The RI ACLU said today it was “extremely disheartened” by today’s 3-2 decision, issued by the U.S. Court of Appeals for the First Circuit, overturning Governor Lincoln Chafee’s efforts to prevent the institution of federal death penalty charges against Jason Wayne Pleau. The ACLU had filed a “friend of the court” brief in support of the Governor’s position.

Rhode Island was the second state in the Union to abolish the death penalty in 1852, and it has not carried out an execution since that time. In a letter sent to the U.S. Solicitor General last year, the RI ACLU and other organizations denounced as “inappropriately gratuitous” the U.S. Attorney’s efforts to initiate death penalty proceedings against Pleau. The ACLU further argued that the Department of Justice’s own standards on when to pursue the death penalty “offer no basis for this course of conduct.”

RI ACLU executive director Steven Brown said today: “We are extremely disheartened by today’s appellate court ruling. Like the two dissenters in that ruling, we do not believe that the federal government should be able to obtain all the benefits of, but evade its obligations under, the federal Interstate Agreement on Detainers law. We do not seek to minimize the pain that David Main’s family has suffered, but it is wrong for the federal government to impose on our state a policy that Rhode Island eliminated more than a century and a half ago.”

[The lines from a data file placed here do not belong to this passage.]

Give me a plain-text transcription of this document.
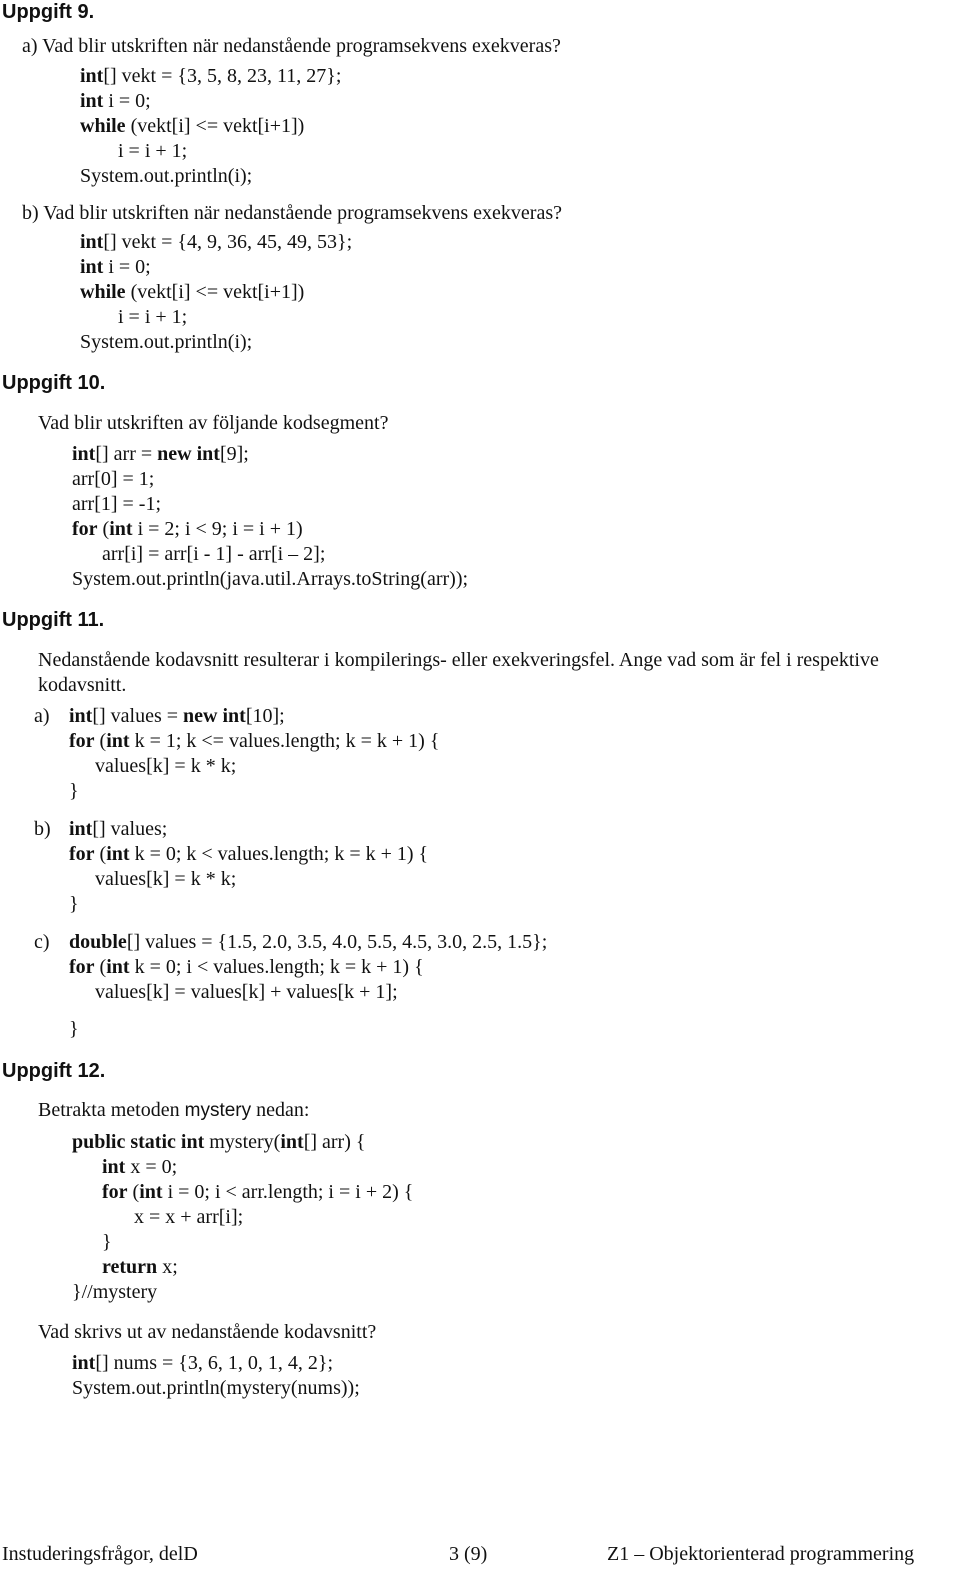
Uppgift 9.
a) Vad blir utskriften när nedanstående programsekvens exekveras?
int[] vekt = {3, 5, 8, 23, 11, 27};
int i = 0;
while (vekt[i] <= vekt[i+1])
i = i + 1;
System.out.println(i);
b) Vad blir utskriften när nedanstående programsekvens exekveras?
int[] vekt = {4, 9, 36, 45, 49, 53};
int i = 0;
while (vekt[i] <= vekt[i+1])
i = i + 1;
System.out.println(i);
Uppgift 10.
Vad blir utskriften av följande kodsegment?
int[] arr = new int[9];
arr[0] = 1;
arr[1] = -1;
for (int i = 2; i < 9; i = i + 1)
arr[i] = arr[i - 1] - arr[i – 2];
System.out.println(java.util.Arrays.toString(arr));
Uppgift 11.
Nedanstående kodavsnitt resulterar i kompilerings- eller exekveringsfel. Ange vad som är fel i respektive
kodavsnitt.
a) int[] values = new int[10];
for (int k = 1; k <= values.length; k = k + 1) {
values[k] = k * k;
}
b) int[] values;
for (int k = 0; k < values.length; k = k + 1) {
values[k] = k * k;
}
c) double[] values = {1.5, 2.0, 3.5, 4.0, 5.5, 4.5, 3.0, 2.5, 1.5};
for (int k = 0; i < values.length; k = k + 1) {
values[k] = values[k] + values[k + 1];
}
Uppgift 12.
Betrakta metoden mystery nedan:
public static int mystery(int[] arr) {
int x = 0;
for (int i = 0; i < arr.length; i = i + 2) {
x = x + arr[i];
}
return x;
}//mystery
Vad skrivs ut av nedanstående kodavsnitt?
int[] nums = {3, 6, 1, 0, 1, 4, 2};
System.out.println(mystery(nums));
Instuderingsfrågor, delD	3 (9)	Z1 – Objektorienterad programmering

The ACLU has long argued that the death penalty is not a deterrent, that it is imposed in a discriminatory, arbitrary and irrational manner, and that it remains capable of convicting innocent people. The ACLU and other groups opposed to the death penalty will continue to urge that the federal government drop any plans to proceed with a death penalty case against Pleau, who has already agreed to serve a sentence of life imprisonment without parole.